Le Conseil fédéral a proposé dans son projet de fixer la cotisation à 1 pour cent pour la part des salaires non assurée située entre 106 800 et 267 000 francs. Il maintient sa solution. Dans la situation actuelle, on prélève 2 pour cent de cotisation sur ces parts de salaires. Nous proposons donc une réduction de 1 pour cent. Il est vrai, comme l'ont dit plusieurs orateurs, que ce pour cent est un pour cent de solidarité, qu'il n'a pas de fondement actuariel puisque ces montants ne sont pas assurés: les salaires ne sont pas assurés pour la tranche qui dépasse 106 800 francs. Néanmoins, nous sommes convaincus, comme l'a dit Mme Polla, que ce sacrifice est justifié sur la durée, car il permet d'éviter de devoir augmenter trop rapidement les cotisations en cas de chômage qui dure.
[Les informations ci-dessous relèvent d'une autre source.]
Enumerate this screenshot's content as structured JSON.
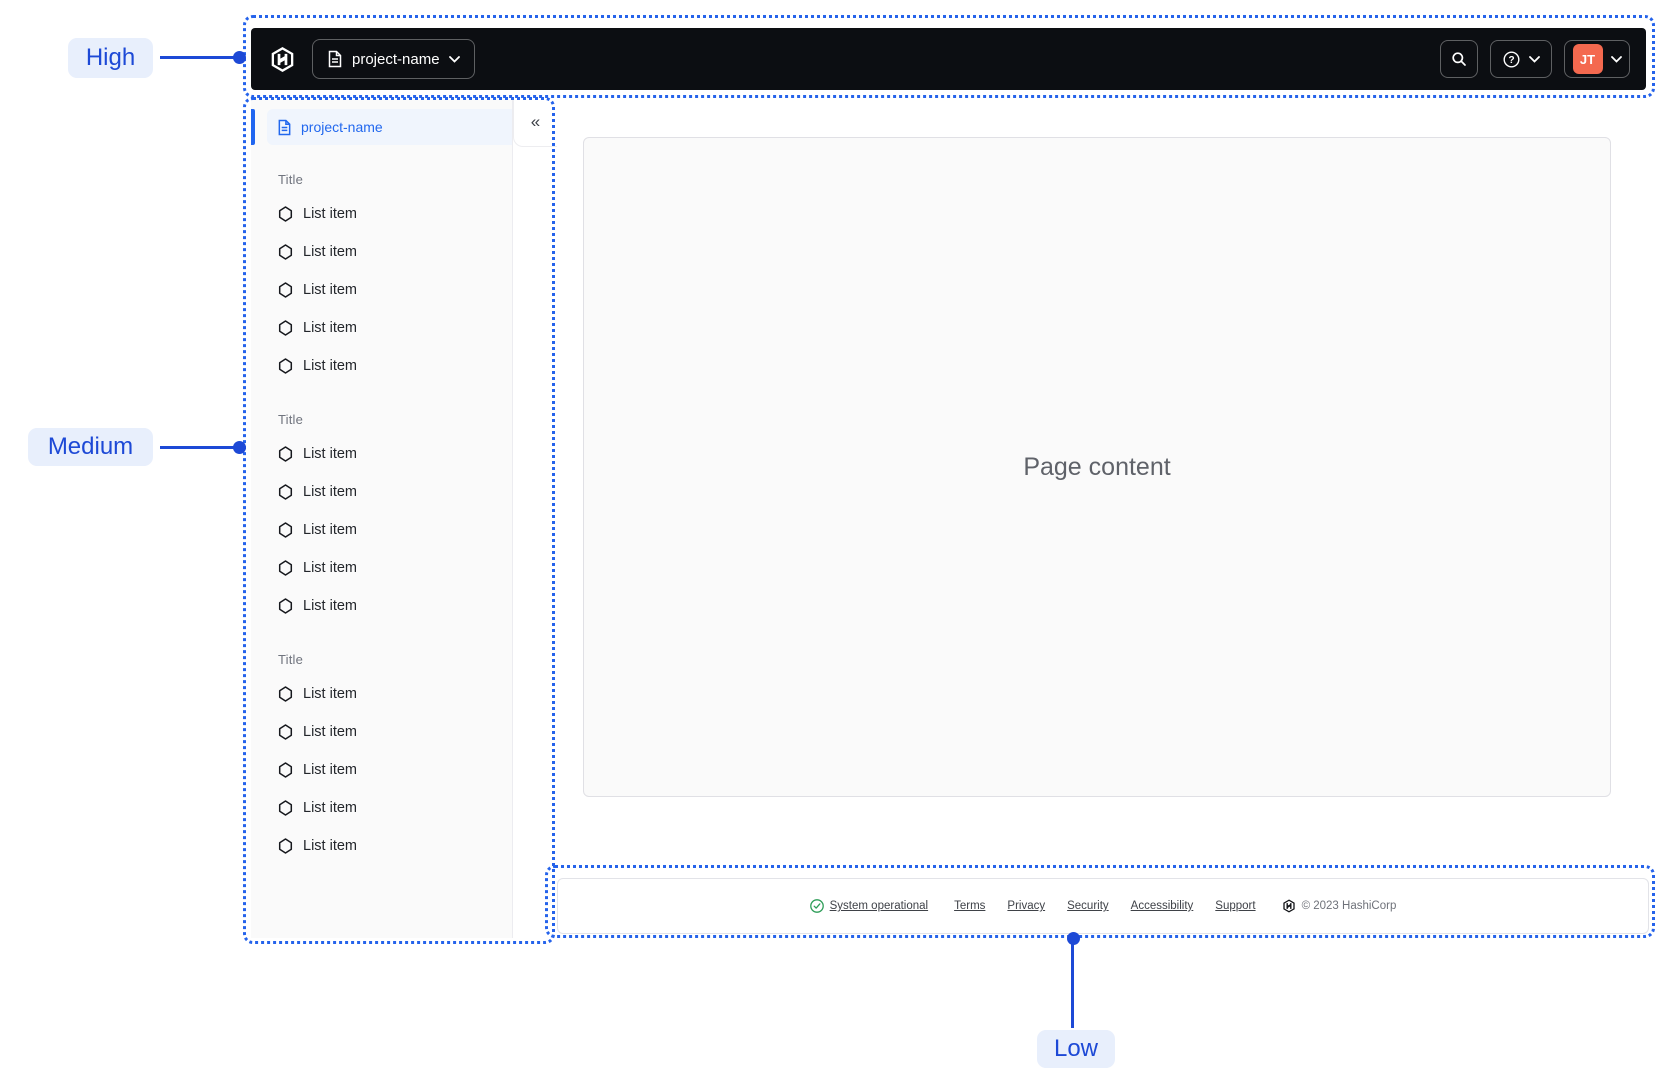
{
  "annotations": {
    "high": {
      "label": "High"
    },
    "medium": {
      "label": "Medium"
    },
    "low": {
      "label": "Low"
    }
  },
  "navbar": {
    "project_switcher_label": "project-name",
    "search_icon": "magnifier",
    "help_icon": "?",
    "user_initials": "JT"
  },
  "sidebar": {
    "project_label": "project-name",
    "collapse_icon": "«",
    "sections": [
      {
        "title": "Title",
        "items": [
          "List item",
          "List item",
          "List item",
          "List item",
          "List item"
        ]
      },
      {
        "title": "Title",
        "items": [
          "List item",
          "List item",
          "List item",
          "List item",
          "List item"
        ]
      },
      {
        "title": "Title",
        "items": [
          "List item",
          "List item",
          "List item",
          "List item",
          "List item"
        ]
      }
    ]
  },
  "main": {
    "placeholder": "Page content"
  },
  "footer": {
    "status_label": "System operational",
    "links": [
      "Terms",
      "Privacy",
      "Security",
      "Accessibility",
      "Support"
    ],
    "copyright": "© 2023 HashiCorp"
  },
  "colors": {
    "annotation_blue": "#1d49d6",
    "annotation_border": "#2563eb",
    "annotation_bg": "#e8effc",
    "navbar_bg": "#0c0e12",
    "avatar_orange": "#f4694f",
    "active_blue": "#2268ee",
    "status_green": "#2e9d58",
    "panel_gray": "#fafafa"
  }
}
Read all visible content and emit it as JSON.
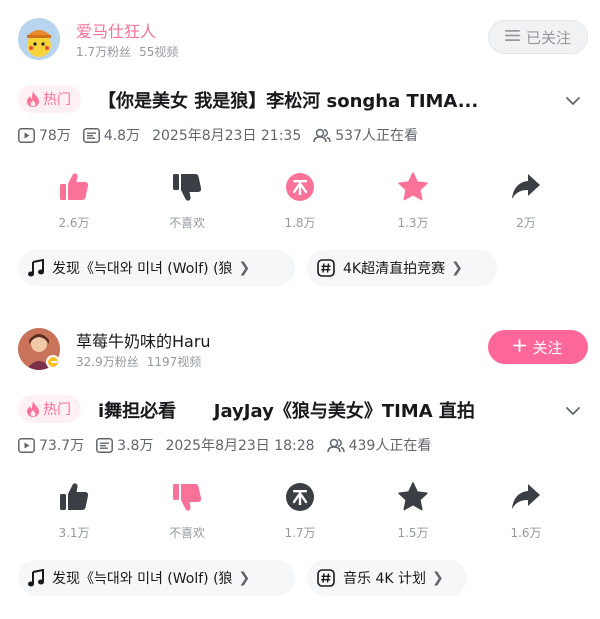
{
  "colors": {
    "pink": "#fb7299",
    "follow_bg": "#ff6699",
    "gray": "#9499a0",
    "icon_dark": "#3b3f45"
  },
  "posts": [
    {
      "author": {
        "name": "爱马仕狂人",
        "fans": "1.7万粉丝",
        "videos": "55视频"
      },
      "follow_label": "已关注",
      "hot_label": "热门",
      "title": "【你是美女 我是狼】李松河 songha TIMA...",
      "meta": {
        "plays": "78万",
        "danmaku": "4.8万",
        "date": "2025年8月23日 21:35",
        "watching": "537人正在看"
      },
      "actions": {
        "like": "2.6万",
        "dislike": "不喜欢",
        "coin": "1.8万",
        "favorite": "1.3万",
        "share": "2万"
      },
      "chips": [
        {
          "label": "发现《늑대와 미녀 (Wolf) (狼"
        },
        {
          "label": "4K超清直拍竞赛"
        }
      ]
    },
    {
      "author": {
        "name": "草莓牛奶味的Haru",
        "fans": "32.9万粉丝",
        "videos": "1197视频"
      },
      "follow_label": "关注",
      "hot_label": "热门",
      "title": "i舞担必看      JayJay《狼与美女》TIMA 直拍",
      "meta": {
        "plays": "73.7万",
        "danmaku": "3.8万",
        "date": "2025年8月23日 18:28",
        "watching": "439人正在看"
      },
      "actions": {
        "like": "3.1万",
        "dislike": "不喜欢",
        "coin": "1.7万",
        "favorite": "1.5万",
        "share": "1.6万"
      },
      "chips": [
        {
          "label": "发现《늑대와 미녀 (Wolf) (狼"
        },
        {
          "label": "音乐 4K 计划"
        }
      ]
    }
  ]
}
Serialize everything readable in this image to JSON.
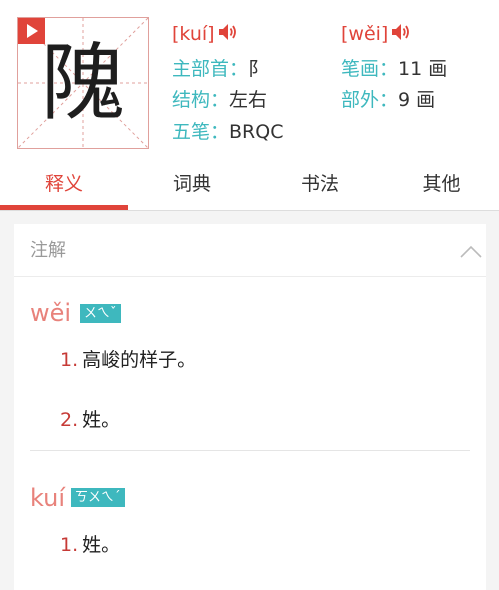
{
  "entry": {
    "character": "隗",
    "pronunciations": [
      {
        "bracket": "[kuí]",
        "pinyin": "kuí",
        "bopomofo": "ㄎㄨㄟˊ"
      },
      {
        "bracket": "[wěi]",
        "pinyin": "wěi",
        "bopomofo": "ㄨㄟˇ"
      }
    ],
    "info": {
      "radical_label": "主部首：",
      "radical_value": "阝",
      "strokes_label": "笔画：",
      "strokes_value": "11 画",
      "structure_label": "结构：",
      "structure_value": "左右",
      "extra_label": "部外：",
      "extra_value": "9 画",
      "wubi_label": "五笔：",
      "wubi_value": "BRQC"
    }
  },
  "tabs": [
    {
      "label": "释义",
      "active": true
    },
    {
      "label": "词典",
      "active": false
    },
    {
      "label": "书法",
      "active": false
    },
    {
      "label": "其他",
      "active": false
    }
  ],
  "card": {
    "title": "注解",
    "groups": [
      {
        "pinyin": "wěi",
        "bopomofo": "ㄨㄟˇ",
        "definitions": [
          {
            "num": "1.",
            "text": "高峻的样子。"
          },
          {
            "num": "2.",
            "text": "姓。"
          }
        ]
      },
      {
        "pinyin": "kuí",
        "bopomofo": "ㄎㄨㄟˊ",
        "definitions": [
          {
            "num": "1.",
            "text": "姓。"
          }
        ]
      }
    ]
  },
  "icons": {
    "play": "play-icon",
    "speaker": "speaker-icon",
    "collapse": "chevron-up-icon"
  },
  "colors": {
    "accent_red": "#e0443a",
    "label_teal": "#3eb8be",
    "pinyin_latin": "#e8827b",
    "grid_line": "#e0a09c"
  }
}
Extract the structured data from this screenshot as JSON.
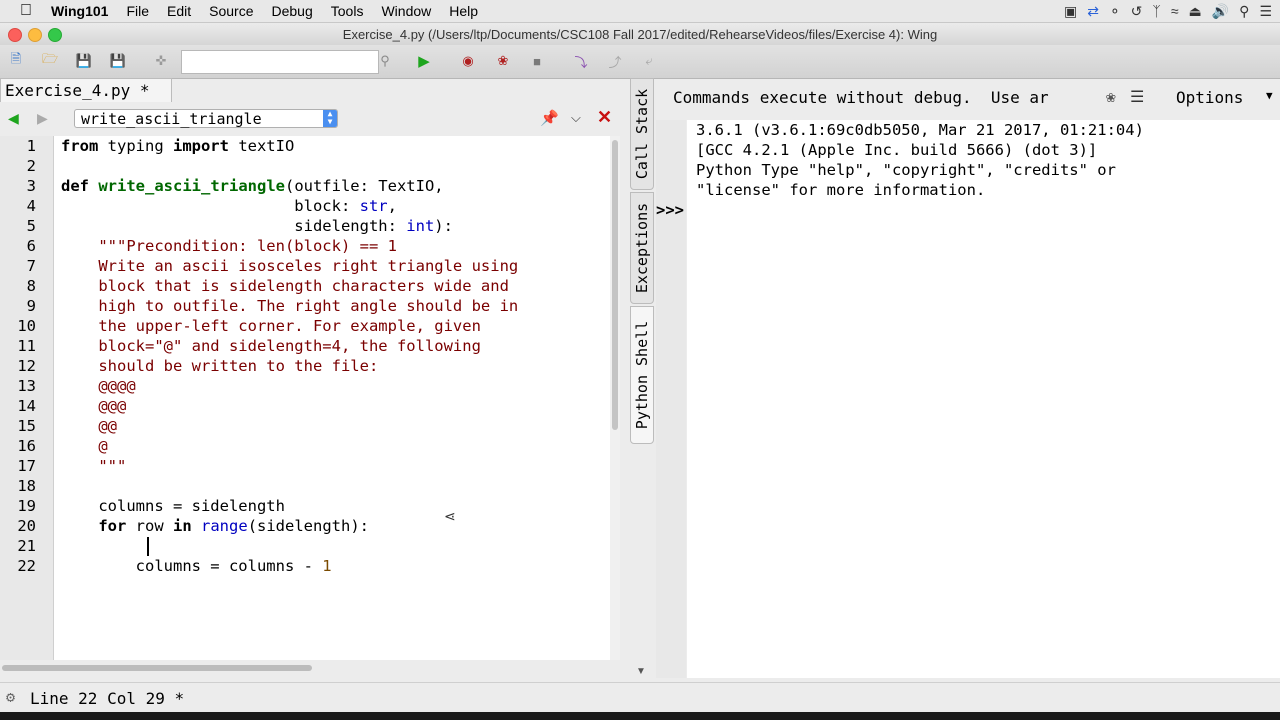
{
  "menubar": {
    "apple": "",
    "app": "Wing101",
    "items": [
      "File",
      "Edit",
      "Source",
      "Debug",
      "Tools",
      "Window",
      "Help"
    ],
    "status_icons": [
      "screen-record-icon",
      "sync-icon",
      "glasses-icon",
      "time-machine-icon",
      "bluetooth-icon",
      "wifi-icon",
      "eject-icon",
      "volume-icon",
      "spotlight-icon",
      "notification-list-icon"
    ]
  },
  "window": {
    "title": "Exercise_4.py (/Users/ltp/Documents/CSC108 Fall 2017/edited/RehearseVideos/files/Exercise 4): Wing"
  },
  "toolbar": {
    "buttons": [
      "new-file",
      "open-file",
      "save-file",
      "save-all",
      "indent-tool",
      "run",
      "stop-point",
      "debug",
      "stop",
      "step-into",
      "step-over",
      "step-out"
    ],
    "search_value": ""
  },
  "editor": {
    "tab_label": "Exercise_4.py *",
    "function_selector": "write_ascii_triangle",
    "lines": [
      "from typing import textIO",
      "",
      "def write_ascii_triangle(outfile: TextIO,",
      "                         block: str,",
      "                         sidelength: int):",
      "    \"\"\"Precondition: len(block) == 1",
      "    Write an ascii isosceles right triangle using",
      "    block that is sidelength characters wide and",
      "    high to outfile. The right angle should be in",
      "    the upper-left corner. For example, given",
      "    block=\"@\" and sidelength=4, the following",
      "    should be written to the file:",
      "    @@@@",
      "    @@@",
      "    @@",
      "    @",
      "    \"\"\"",
      "",
      "    columns = sidelength",
      "    for row in range(sidelength):",
      "        ",
      "        columns = columns - 1"
    ]
  },
  "side_tabs": [
    "Call Stack",
    "Exceptions",
    "Python Shell"
  ],
  "shell": {
    "header_text": "Commands execute without debug.  Use ar",
    "options_label": "Options",
    "prompt": ">>>",
    "output_lines": [
      "3.6.1 (v3.6.1:69c0db5050, Mar 21 2017, 01:21:04)",
      "[GCC 4.2.1 (Apple Inc. build 5666) (dot 3)]",
      "Python Type \"help\", \"copyright\", \"credits\" or",
      "\"license\" for more information."
    ]
  },
  "statusbar": {
    "text": "Line 22 Col 29 *"
  }
}
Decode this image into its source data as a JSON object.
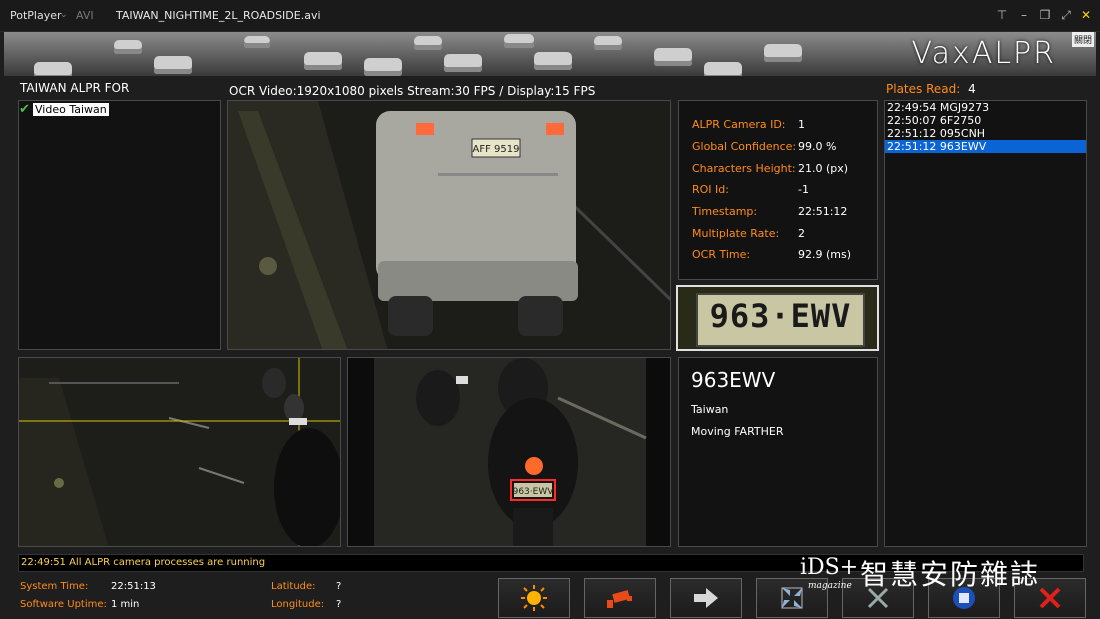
{
  "titlebar": {
    "app_name": "PotPlayer",
    "app_menu_icon": "chevron-down-icon",
    "format": "AVI",
    "file_name": "TAIWAN_NIGHTIME_2L_ROADSIDE.avi"
  },
  "banner": {
    "logo_text": "VaxALPR",
    "close_label": "關閉"
  },
  "left_panel": {
    "header": "TAIWAN ALPR FOR",
    "tree_item": "Video Taiwan"
  },
  "video": {
    "header": "OCR Video:1920x1080 pixels Stream:30 FPS / Display:15 FPS",
    "main_plate_text": "AFF 9519",
    "bottom_plate_text": "963·EWV"
  },
  "info": {
    "rows": [
      {
        "key": "ALPR Camera ID:",
        "value": "1"
      },
      {
        "key": "Global Confidence:",
        "value": "99.0 %"
      },
      {
        "key": "Characters Height:",
        "value": "21.0 (px)"
      },
      {
        "key": "ROI Id:",
        "value": "-1"
      },
      {
        "key": "Timestamp:",
        "value": "22:51:12"
      },
      {
        "key": "Multiplate Rate:",
        "value": "2"
      },
      {
        "key": "OCR Time:",
        "value": "92.9 (ms)"
      }
    ]
  },
  "plate_crop": {
    "text": "963·EWV"
  },
  "result": {
    "plate": "963EWV",
    "country": "Taiwan",
    "direction": "Moving FARTHER"
  },
  "plates_read": {
    "label": "Plates Read:",
    "count": "4",
    "items": [
      "22:49:54 MGJ9273",
      "22:50:07 6F2750",
      "22:51:12 095CNH",
      "22:51:12 963EWV"
    ],
    "selected_index": 3
  },
  "status_bar": {
    "message": "22:49:51 All ALPR camera processes are running"
  },
  "system": {
    "system_time_label": "System Time:",
    "system_time": "22:51:13",
    "uptime_label": "Software Uptime:",
    "uptime": "1 min",
    "latitude_label": "Latitude:",
    "latitude": "?",
    "longitude_label": "Longitude:",
    "longitude": "?"
  },
  "watermark": {
    "brand": "iDS+",
    "sub": "magazine",
    "chinese": "智慧安防雜誌"
  },
  "toolbar": {
    "buttons": [
      "sun-icon",
      "camera-icon",
      "arrow-right-icon",
      "shrink-icon",
      "x-icon",
      "stop-icon",
      "close-red-icon"
    ]
  },
  "colors": {
    "accent_orange": "#ff8c1a",
    "selection_blue": "#0a64d6",
    "status_yellow": "#ffd24d"
  }
}
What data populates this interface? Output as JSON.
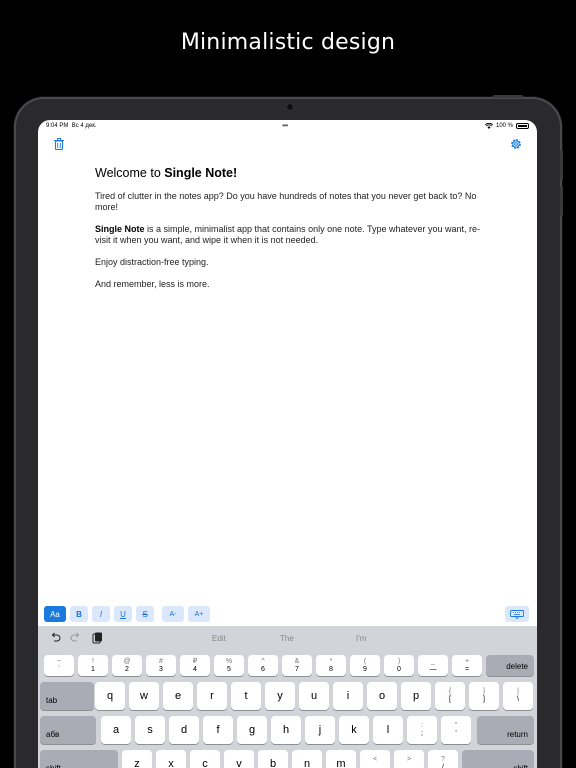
{
  "headline": "Minimalistic design",
  "status": {
    "time": "9:04 PM",
    "date": "Вс 4 дек.",
    "battery": "100 %"
  },
  "note": {
    "title_prefix": "Welcome to ",
    "title_bold": "Single Note!",
    "p1": "Tired of clutter in the notes app? Do you have hundreds of notes that you never get back to? No more!",
    "p2_bold": "Single Note",
    "p2_rest": " is a simple, minimalist app that contains only one note. Type whatever you want, re-visit it when you want, and wipe it when it is not needed.",
    "p3": "Enjoy distraction-free typing.",
    "p4": "And remember, less is more."
  },
  "format_bar": {
    "aa": "Aa",
    "bold": "B",
    "italic": "I",
    "underline": "U",
    "strike": "S",
    "size_down": "A-",
    "size_up": "A+"
  },
  "keyboard": {
    "suggestions": [
      "Edit",
      "The",
      "I'm"
    ],
    "number_row": [
      {
        "top": "~",
        "bottom": "`"
      },
      {
        "top": "!",
        "bottom": "1"
      },
      {
        "top": "@",
        "bottom": "2"
      },
      {
        "top": "#",
        "bottom": "3"
      },
      {
        "top": "₽",
        "bottom": "4"
      },
      {
        "top": "%",
        "bottom": "5"
      },
      {
        "top": "^",
        "bottom": "6"
      },
      {
        "top": "&",
        "bottom": "7"
      },
      {
        "top": "*",
        "bottom": "8"
      },
      {
        "top": "(",
        "bottom": "9"
      },
      {
        "top": ")",
        "bottom": "0"
      },
      {
        "top": "_",
        "bottom": "—"
      },
      {
        "top": "+",
        "bottom": "="
      }
    ],
    "delete": "delete",
    "tab": "tab",
    "row1": [
      "q",
      "w",
      "e",
      "r",
      "t",
      "y",
      "u",
      "i",
      "o",
      "p"
    ],
    "row1_extra": [
      {
        "top": "{",
        "bottom": "["
      },
      {
        "top": "}",
        "bottom": "]"
      },
      {
        "top": "|",
        "bottom": "\\"
      }
    ],
    "lang": "абв",
    "row2": [
      "a",
      "s",
      "d",
      "f",
      "g",
      "h",
      "j",
      "k",
      "l"
    ],
    "row2_extra": [
      {
        "top": ":",
        "bottom": ";"
      },
      {
        "top": "\"",
        "bottom": "'"
      }
    ],
    "return": "return",
    "shift": "shift",
    "row3": [
      "z",
      "x",
      "c",
      "v",
      "b",
      "n",
      "m"
    ],
    "row3_extra": [
      {
        "top": "<",
        "bottom": ","
      },
      {
        "top": ">",
        "bottom": "."
      },
      {
        "top": "?",
        "bottom": "/"
      }
    ]
  },
  "colors": {
    "accent": "#1a7ae0",
    "accent_light": "#dbe8fb"
  }
}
Dans nos calculs, nous voulons éviter ce qui s'est passé lors des dernières années, à savoir l'augmentation des cotisations au moment même où la croissance économique est plus faible, où il faudrait soutenir la consommation. Et pour obtenir ce résultat à long terme, il est nécessaire de bénéficier de ce pour cent de solidarité, qui représente 135 millions de francs de recettes pour l'assurance-chômage. L'alternative est celle que propose le Conseil des Etats, qui a fait un pas dans notre direction en prévoyant des automatismes: lorsque la dette de l'assurance-chômage atteint un certain niveau, automatiquement il y a augmentation des cotisations. Mais il y a augmentation des cotisations au moment le moins favorable, au moment où il faudrait relancer la consommation parce que la conjoncture est affaiblie.
Dans cet esprit, nous maintenons notre solution et nous vous demandons de soutenir la proposition de minorité.